Yazımın konusunu düşünürken bir anda 18 Aralığın “Dünya Arapça
Günü” ilan edilme afişini gördüm. Birleşmiş Milletler Eğitim, Bilim ve Kültür
Örgütü (UNESCO) İngilizce, Fransızca, İspanyolca, Çince ve Rusça dillerinin
yanı sıra 8 Ekim 2012'de 18 Aralık Gününün ”Dünya Arapça Günü “olarak
kutlanmasına karar vermiştir. Bu tarih UNESCO'nun Arap Diline karşı gösterdiği
ilk ilgi değildir. 2012 yılından beri kutlanmaya başlamıştır. Anadili Arapça
olan ve 422 milyona varan 22 Arap ülkesinin yanı sıra Türkiye, İran, Çad, Mali,
Doğu Türkistan, Pakistan, Hindistan, Endonezya ve Malezya gibi Arapçayı çeşitli
düzeylerde kullanan İslam ülkeleri de mevcuttur. Sahi bizde Arapça ve İngilizce
başta olmak üzere yabancı dil seviyemiz nasıl? Okullarımızda Türkçe dışında
ikinci-bazen iki ve üçüncü-dil öğretimi konusundaki yaklaşık 100 yıllık serüven
ki gerçekten acıdır.
Sonunda
geldiğimiz nokta kocaman bir hiçtir. Özel yetenek veya çabasıyla bu resim
dışına çıkabilenler bu acı gerçeği değiştirmez. Hâlbuki ilkokuldan başlayıp
yükseköğretime kadar olmazsa olmaz derslerdendir. Ve dersin
eğitmenleri yıllardır “Have are you?”, “Keyfe halük?”ten çıkamadılar. Daha
trajedik olan bir yıllık dil eğitimiyle Arapça dersleri imam hatiplerde
verilebiliyor. Sistemin öğretmenleri bu durumdayken bir de diğer tarafı
öğrencilere bakalım.
Öncellikle
dil öğrenen çocuğun niçin öğrendiğini bilmemesi en temel sorundur. Yabancı dil
niçin öğrenilir? Çok basit gibi göründüğü için üzerinde pek durulmayan sorular,
bu soruların yanıtlarını bildiğini, hem de emin olarak bildiğini zannedip o
yanıtlar doğrultusunda ölesiye çaba harcayan insanlardan fena halde intikam
alırlar. Hatta ve hatta yalnız dersler için değil, yaptığımız ve yapageldiğimiz
her türlü iş içinde sormalıyız: Biz bunu niçin yapıyoruz? Aksi halde, büyük
çabalar hayal kırıklarından başka ürün üretemez. Bu soruya bir açıdan cevaplar
verebiliriz.
Eğitim,
iş, çağa uyma, kariyer, vs. için öğrenmek. Kurumların yabancı dil konusunda
vermesi beklenen, anlamını tam bilmediği, ne işine yarayacağı konusunda net
olmadığı “sesler çıkarmayı öğretmek” değildir. Bir anaokulundaki 3-5 yaşındaki
çocukların 1'den 10'a kadar yabancı dilde saymaları ya da gündelik konuşmalara
alıştırılmaları bir papağanın sayı saymasından farklı mıdır? Bunlar arasında
pratik yapamaması ve farklı formatlarda algılayamaması bunun göstergesidir.
Niçin Öğrenilemiyor?
Bir
yabancı dilin öğrenilmesi tarih, fizik ya da bir başka dersin öğrenilmesinden
farklıdır. Bir dil, ait olduğu toplumun düşünme biçimini yansıtan bir araçtır.

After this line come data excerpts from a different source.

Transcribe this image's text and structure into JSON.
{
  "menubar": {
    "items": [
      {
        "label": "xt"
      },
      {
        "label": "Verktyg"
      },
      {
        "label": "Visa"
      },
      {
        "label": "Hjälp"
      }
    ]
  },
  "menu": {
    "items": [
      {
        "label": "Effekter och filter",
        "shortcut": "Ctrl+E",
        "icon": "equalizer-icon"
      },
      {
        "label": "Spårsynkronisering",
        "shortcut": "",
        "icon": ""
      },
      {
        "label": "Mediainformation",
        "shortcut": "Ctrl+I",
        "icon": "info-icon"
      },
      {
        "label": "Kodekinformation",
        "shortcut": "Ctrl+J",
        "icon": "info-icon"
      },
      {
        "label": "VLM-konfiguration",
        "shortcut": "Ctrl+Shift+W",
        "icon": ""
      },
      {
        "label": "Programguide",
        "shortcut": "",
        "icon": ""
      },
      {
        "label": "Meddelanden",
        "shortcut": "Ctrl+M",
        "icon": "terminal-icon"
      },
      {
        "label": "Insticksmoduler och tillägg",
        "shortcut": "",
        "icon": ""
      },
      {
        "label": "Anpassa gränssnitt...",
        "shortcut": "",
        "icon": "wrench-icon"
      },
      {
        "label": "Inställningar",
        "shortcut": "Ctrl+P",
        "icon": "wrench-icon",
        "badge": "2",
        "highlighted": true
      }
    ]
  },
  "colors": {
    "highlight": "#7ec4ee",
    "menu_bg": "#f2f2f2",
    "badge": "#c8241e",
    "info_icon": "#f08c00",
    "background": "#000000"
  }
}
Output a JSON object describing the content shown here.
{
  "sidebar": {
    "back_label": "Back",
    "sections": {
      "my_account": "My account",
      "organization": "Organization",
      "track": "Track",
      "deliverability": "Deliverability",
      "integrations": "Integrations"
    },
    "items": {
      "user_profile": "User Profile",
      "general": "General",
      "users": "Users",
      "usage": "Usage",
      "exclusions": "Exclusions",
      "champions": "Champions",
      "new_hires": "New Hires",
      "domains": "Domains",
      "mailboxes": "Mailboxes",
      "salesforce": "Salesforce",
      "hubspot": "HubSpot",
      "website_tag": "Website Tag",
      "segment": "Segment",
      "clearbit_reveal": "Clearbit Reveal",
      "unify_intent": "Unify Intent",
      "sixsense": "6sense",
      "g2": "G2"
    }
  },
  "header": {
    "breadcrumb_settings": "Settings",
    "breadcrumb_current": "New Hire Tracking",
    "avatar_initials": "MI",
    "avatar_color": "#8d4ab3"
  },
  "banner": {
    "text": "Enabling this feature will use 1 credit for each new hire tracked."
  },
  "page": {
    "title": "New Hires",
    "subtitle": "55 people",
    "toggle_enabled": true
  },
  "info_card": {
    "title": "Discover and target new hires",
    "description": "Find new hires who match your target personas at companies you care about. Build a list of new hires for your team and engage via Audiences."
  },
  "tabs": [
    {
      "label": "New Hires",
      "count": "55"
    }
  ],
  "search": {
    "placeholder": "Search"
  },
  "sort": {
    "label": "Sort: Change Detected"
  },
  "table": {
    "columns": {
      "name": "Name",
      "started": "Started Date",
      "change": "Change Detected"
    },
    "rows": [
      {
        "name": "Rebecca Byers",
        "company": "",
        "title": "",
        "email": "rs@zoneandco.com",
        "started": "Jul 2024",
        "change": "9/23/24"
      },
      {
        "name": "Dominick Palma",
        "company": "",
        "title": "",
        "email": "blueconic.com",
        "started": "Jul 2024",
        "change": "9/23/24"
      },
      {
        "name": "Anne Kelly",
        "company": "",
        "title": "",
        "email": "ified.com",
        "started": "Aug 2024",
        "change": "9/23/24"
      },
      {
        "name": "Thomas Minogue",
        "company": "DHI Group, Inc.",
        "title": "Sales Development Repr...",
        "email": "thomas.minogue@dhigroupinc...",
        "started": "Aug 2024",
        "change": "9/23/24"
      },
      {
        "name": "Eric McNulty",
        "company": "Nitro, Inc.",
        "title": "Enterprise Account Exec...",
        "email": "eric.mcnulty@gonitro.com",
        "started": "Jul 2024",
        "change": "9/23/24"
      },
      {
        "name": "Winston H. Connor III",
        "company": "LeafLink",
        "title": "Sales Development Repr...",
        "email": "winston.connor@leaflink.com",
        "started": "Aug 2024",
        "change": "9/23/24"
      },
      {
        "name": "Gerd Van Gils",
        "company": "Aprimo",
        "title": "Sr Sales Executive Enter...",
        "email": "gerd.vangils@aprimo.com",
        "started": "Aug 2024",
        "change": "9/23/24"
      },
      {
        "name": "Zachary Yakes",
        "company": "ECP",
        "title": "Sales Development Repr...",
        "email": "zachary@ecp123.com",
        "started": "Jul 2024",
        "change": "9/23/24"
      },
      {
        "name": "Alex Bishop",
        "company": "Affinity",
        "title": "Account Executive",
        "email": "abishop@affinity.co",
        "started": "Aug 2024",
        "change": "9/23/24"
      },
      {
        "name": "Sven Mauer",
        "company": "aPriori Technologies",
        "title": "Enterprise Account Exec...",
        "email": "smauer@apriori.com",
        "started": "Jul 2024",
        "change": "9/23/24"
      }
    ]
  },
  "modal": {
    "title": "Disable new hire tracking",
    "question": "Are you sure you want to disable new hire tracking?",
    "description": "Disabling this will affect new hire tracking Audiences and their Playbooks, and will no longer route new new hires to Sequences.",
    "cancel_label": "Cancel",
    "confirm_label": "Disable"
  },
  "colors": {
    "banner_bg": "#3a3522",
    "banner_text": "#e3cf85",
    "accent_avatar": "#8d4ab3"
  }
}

Düşünceyi ifade aracıdır. Daha Türkçe'ye hâkim olamayan birçok insanın ikinci
dile atılması, somut nedenini bilmemesi, tekrara dayalı, modern tekniklerin
bilinmemesi gibi örnekler uzatılabilir. Nereden Başlamalı? Güçlü Öğrenme
Nedeni, Erken Başarı, Öğrenme Sitili, İlgi Alanı, Metot(öğrenci merkezli, toplu
öğretmeden kaçınılması, proje grupları, okul dışında sürenin verilmesi,
etimoloji, periyodik kitap, gazete, dergi okunması, izleme vs.)Bunların
etkisinin olmasıyla beraber elbette en önemli kural; İstikrardır.